The other new mode allows for you to experience the traditional Call of Duty multiplayer experience without having to deal with the immaturity that runs rampart online. Squads features different cooperative wave based modes and competitive matches against bots. Using your custom characters, the AI will play with you against other Squads controlled by the AI or another players. I was surprised at how well the AI performed, at times they could be easily mistaken for actual players.

Upgrading to the next-generation versions of the game (PlayStation 4 or Xbox One) is a breeze thanks to Activision’s upgrade system.

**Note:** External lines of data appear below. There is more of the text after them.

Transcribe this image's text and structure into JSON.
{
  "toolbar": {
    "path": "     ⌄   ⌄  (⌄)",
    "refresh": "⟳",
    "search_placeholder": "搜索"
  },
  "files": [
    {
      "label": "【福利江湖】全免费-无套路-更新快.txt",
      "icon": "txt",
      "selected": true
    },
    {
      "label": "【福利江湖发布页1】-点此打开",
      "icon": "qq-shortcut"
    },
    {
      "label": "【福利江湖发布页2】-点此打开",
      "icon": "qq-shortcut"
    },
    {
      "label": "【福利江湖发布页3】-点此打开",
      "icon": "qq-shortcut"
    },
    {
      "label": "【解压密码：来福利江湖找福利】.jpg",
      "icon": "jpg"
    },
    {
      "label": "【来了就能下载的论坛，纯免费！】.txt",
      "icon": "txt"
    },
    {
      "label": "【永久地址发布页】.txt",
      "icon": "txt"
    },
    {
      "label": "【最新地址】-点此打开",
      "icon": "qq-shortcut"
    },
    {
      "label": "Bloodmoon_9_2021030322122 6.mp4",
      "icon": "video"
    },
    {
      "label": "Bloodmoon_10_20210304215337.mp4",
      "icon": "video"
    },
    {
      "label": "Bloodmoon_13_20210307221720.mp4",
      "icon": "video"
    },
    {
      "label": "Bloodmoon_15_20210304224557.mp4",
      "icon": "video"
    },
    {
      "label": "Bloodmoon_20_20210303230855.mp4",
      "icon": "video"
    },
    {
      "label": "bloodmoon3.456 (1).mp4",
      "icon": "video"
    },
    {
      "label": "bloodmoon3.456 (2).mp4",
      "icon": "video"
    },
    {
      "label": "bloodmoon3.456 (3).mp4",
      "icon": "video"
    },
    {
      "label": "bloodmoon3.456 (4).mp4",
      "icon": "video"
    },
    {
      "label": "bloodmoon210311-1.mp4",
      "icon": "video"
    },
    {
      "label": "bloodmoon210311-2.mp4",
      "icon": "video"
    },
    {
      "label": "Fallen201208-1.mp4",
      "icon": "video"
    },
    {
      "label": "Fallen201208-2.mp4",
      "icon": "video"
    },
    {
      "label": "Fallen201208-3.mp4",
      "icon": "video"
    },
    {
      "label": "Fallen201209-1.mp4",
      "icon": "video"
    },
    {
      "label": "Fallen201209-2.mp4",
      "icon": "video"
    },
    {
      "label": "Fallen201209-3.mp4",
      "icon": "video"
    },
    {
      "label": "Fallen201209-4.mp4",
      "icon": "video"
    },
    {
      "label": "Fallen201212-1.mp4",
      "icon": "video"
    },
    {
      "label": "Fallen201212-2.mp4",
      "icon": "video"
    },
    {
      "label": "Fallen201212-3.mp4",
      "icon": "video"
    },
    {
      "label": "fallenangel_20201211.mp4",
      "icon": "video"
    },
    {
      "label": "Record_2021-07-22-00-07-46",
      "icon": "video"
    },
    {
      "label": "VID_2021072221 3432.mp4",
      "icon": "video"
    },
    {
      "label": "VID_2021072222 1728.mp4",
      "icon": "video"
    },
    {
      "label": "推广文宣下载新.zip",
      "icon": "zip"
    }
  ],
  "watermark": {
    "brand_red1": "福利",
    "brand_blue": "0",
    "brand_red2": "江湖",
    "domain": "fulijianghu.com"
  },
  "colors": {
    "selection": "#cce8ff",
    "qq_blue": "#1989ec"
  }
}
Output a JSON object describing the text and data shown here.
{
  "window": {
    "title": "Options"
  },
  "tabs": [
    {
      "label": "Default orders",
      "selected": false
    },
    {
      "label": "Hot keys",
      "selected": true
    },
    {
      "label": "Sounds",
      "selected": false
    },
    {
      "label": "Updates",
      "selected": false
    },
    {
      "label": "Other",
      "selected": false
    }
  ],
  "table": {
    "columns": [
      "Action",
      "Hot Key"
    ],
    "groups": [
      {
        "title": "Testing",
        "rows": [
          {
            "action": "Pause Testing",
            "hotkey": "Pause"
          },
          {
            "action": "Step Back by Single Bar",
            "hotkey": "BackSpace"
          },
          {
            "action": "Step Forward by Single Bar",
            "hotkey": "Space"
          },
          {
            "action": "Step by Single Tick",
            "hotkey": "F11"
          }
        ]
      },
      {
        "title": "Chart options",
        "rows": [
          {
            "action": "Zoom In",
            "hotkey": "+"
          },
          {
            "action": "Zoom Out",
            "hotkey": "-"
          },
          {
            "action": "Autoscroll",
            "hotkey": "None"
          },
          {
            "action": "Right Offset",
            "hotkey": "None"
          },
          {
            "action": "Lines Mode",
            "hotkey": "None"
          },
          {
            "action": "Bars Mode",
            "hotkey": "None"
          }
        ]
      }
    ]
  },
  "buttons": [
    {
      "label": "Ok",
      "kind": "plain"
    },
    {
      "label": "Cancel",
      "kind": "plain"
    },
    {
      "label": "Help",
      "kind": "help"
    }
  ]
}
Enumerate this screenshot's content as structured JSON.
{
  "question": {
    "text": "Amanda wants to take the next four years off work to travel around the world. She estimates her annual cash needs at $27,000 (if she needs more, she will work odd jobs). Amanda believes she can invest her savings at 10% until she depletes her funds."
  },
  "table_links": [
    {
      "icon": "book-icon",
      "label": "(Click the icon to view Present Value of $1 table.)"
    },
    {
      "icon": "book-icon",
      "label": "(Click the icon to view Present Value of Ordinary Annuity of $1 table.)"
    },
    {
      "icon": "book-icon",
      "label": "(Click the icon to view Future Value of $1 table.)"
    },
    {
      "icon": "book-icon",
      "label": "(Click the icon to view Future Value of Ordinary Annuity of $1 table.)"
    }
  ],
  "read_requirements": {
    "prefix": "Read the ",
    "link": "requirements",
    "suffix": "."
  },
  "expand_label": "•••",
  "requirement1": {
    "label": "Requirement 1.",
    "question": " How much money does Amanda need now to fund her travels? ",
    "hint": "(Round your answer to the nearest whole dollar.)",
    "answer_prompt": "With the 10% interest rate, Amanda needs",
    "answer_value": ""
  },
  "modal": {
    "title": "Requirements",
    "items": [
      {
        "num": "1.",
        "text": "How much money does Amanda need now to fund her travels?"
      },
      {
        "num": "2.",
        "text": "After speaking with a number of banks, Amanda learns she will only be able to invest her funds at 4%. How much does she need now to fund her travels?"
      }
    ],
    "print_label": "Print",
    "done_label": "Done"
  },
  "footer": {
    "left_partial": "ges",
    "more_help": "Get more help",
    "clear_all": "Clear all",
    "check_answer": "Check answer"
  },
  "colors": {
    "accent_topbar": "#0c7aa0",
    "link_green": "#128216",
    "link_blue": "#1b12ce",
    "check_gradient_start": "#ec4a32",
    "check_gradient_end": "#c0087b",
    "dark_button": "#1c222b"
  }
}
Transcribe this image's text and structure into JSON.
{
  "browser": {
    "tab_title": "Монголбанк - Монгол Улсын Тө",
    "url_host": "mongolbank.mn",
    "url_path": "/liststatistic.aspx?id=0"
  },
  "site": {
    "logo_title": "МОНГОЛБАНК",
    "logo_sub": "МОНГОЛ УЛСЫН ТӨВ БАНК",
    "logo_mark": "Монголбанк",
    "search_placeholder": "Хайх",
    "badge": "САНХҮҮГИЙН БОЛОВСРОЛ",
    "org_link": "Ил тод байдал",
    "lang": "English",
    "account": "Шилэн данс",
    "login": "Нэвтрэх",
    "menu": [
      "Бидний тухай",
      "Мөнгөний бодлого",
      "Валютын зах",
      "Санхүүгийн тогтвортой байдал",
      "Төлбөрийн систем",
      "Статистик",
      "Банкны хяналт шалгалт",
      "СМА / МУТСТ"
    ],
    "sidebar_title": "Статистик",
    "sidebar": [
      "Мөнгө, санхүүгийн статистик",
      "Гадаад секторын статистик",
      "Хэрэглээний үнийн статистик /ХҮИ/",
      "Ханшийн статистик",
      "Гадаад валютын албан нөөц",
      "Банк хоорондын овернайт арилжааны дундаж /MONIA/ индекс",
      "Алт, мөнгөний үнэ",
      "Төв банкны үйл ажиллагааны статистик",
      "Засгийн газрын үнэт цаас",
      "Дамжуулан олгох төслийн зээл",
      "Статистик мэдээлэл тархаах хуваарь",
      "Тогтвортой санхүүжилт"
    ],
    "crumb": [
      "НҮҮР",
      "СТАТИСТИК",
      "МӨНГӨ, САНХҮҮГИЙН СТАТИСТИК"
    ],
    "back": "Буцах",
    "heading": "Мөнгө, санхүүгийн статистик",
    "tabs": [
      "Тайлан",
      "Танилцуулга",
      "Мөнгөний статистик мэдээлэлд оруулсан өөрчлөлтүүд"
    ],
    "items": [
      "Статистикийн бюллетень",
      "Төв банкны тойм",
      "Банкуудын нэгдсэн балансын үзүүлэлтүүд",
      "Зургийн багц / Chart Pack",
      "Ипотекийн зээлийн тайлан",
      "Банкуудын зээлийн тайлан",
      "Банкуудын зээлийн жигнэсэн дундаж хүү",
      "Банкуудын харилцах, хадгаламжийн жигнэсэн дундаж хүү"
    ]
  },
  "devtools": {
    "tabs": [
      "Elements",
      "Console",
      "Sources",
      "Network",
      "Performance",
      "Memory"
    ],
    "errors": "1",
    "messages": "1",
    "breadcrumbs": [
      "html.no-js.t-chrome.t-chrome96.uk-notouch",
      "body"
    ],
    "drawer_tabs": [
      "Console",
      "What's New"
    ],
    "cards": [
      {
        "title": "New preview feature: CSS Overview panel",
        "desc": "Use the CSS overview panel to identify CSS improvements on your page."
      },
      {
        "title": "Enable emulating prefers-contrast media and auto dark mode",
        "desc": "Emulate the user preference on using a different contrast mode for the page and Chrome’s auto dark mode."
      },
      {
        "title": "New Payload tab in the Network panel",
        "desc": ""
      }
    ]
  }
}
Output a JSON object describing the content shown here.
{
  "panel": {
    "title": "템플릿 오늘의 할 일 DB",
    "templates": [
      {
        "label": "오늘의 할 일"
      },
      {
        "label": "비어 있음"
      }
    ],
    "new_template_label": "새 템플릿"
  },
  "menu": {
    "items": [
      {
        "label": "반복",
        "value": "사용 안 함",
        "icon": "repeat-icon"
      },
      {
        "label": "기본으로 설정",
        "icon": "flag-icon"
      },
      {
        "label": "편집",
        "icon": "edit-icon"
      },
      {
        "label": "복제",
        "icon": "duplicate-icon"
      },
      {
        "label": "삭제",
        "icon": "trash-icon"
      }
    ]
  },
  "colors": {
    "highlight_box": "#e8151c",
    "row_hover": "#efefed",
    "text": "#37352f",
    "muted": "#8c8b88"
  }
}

Through both digital and retail locations you are able to upgrade a PS3 and Xbox 360 copy of the game for an additional $10. Since multiplayer stats are tied to your Call of Duty account, all of your progress will carry over.

Simply Put

As someone that doesn’t spend an exorbitant amount of time in Call of Duty multiplayer, Ghosts feels like a weekend rental at best. If you are one of the millions that play the multiplayer daily, Ghosts provides plenty of entertainment in the alien based Extinction mode and the new Squads mode. The rest of the multiplayer plays like Call of Duty, fans of the multiplayer will know exactly what I mean. I do have my concerns as specific existing game modes are missing, but the inclusion of dedicated servers should alleviate most of the issues with lag.

Note: The Call of Duty: Ghosts review was written based on the PS3 version game provided to us for review.

Call of Duty: Ghosts 6
Destruction adds character to the single-player
Enjoyable class system
XP earned in Squads adds to your multiplayer progress
Missing game modes, Headquarters anyone?